I tried to read some new-52 ‘Wing, just because, but I couldn’t get past the blue in his costume being replaced with red. Petty? Yes. But I stand by it.

Anyway, seeing as the blue was back, I figured I should jump back in as well and see how Mr. Grayson was doing. As it turn out, he’s pretty damn good.

One advantage the series had going in, is that the Batman family seems to have been able to dodge a healthy amount of retcon damage in terms of who’s and whats. Dick Grayson is Dick Grayson. He was the first Robin, he’s a good guy and he used to date Starfire.

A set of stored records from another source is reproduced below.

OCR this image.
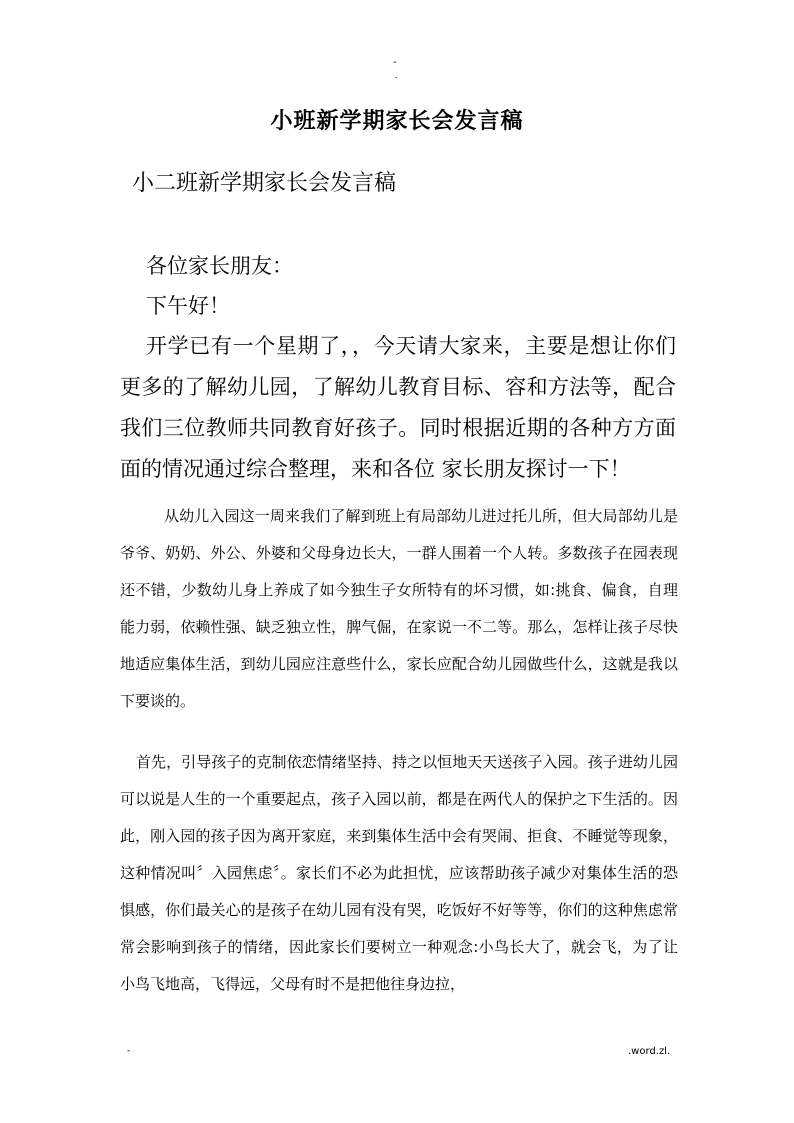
-
.
小班新学期家长会发言稿
小二班新学期家长会发言稿
各位家长朋友：
下午好！
开学已有一个星期了，，今天请大家来，主要是想让你们更多的了解幼儿园，了解幼儿教育目标、容和方法等，配合我们三位教师共同教育好孩子。同时根据近期的各种方方面面的情况通过综合整理，来和各位 家长朋友探讨一下！
从幼儿入园这一周来我们了解到班上有局部幼儿进过托儿所，但大局部幼儿是爷爷、奶奶、外公、外婆和父母身边长大，一群人围着一个人转。多数孩子在园表现还不错，少数幼儿身上养成了如今独生子女所特有的坏习惯，如:挑食、偏食，自理能力弱，依赖性强、缺乏独立性，脾气倔，在家说一不二等。那么，怎样让孩子尽快地适应集体生活，到幼儿园应注意些什么，家长应配合幼儿园做些什么，这就是我以下要谈的。
首先，引导孩子的克制依恋情绪坚持、持之以恒地天天送孩子入园。孩子进幼儿园可以说是人生的一个重要起点，孩子入园以前，都是在两代人的保护之下生活的。因此，刚入园的孩子因为离开家庭，来到集体生活中会有哭闹、拒食、不睡觉等现象，这种情况叫〞入园焦虑〞。家长们不必为此担忧，应该帮助孩子减少对集体生活的恐惧感，你们最关心的是孩子在幼儿园有没有哭，吃饭好不好等等，你们的这种焦虑常常会影响到孩子的情绪，因此家长们要树立一种观念:小鸟长大了，就会飞，为了让小鸟飞地高，飞得远，父母有时不是把他往身边拉，
-	.word.zl.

All of these things I know.

Volume 1 picks up with the loose ends of the Court of Owls and Dick’s work as a secret agent. He has a new frenemy with mysterious ties to his circus past named Raptor, a mission to take the Owls down from the inside and ongoing Bat-family relationship issues with Barbara Gordon, Damien Wayne and of course Batman himself.

Volume 2 brings Superman in for a visit, connecting Dick with the alternate universe version of Clark Kent for an adventure that leads him to seek out his old/new stomping grounds of Bludhaven. For those that weren’t around for the Chuck Dixon/Scott McDaniel run on the character, Bludhaven is a dark, gritty port town just a quick jog down the highway from Gotham where pre-52 Nightwing set up shop. Now, this Nightwing has never actually been there, but quickly settles in and gets mixed up with a group of reformed d-list villains and a new love interest.

I’m not going to say that it’s entirely the return of the blue to his costume that had me enjoying this series so much, but it certainly helped. This is Nightwing at his best, with creators that clearly love the character taking him to places that are both new and familiar.

My only knock, and I have yet to see how this plays out, is the lurking background presence of what looks like a parallel universe Nightwing wearing his new-52 red costume haunting Grayson’s steps. Seriously comic writers; the “dark/nega/evil” version thing is played, stop it.

So, that’s the stuff I read this week. If you need me, I’ll here on my couch trying to figure out how my cats fit into the post-52, rebirth universe continuity. See ya around the multiverse!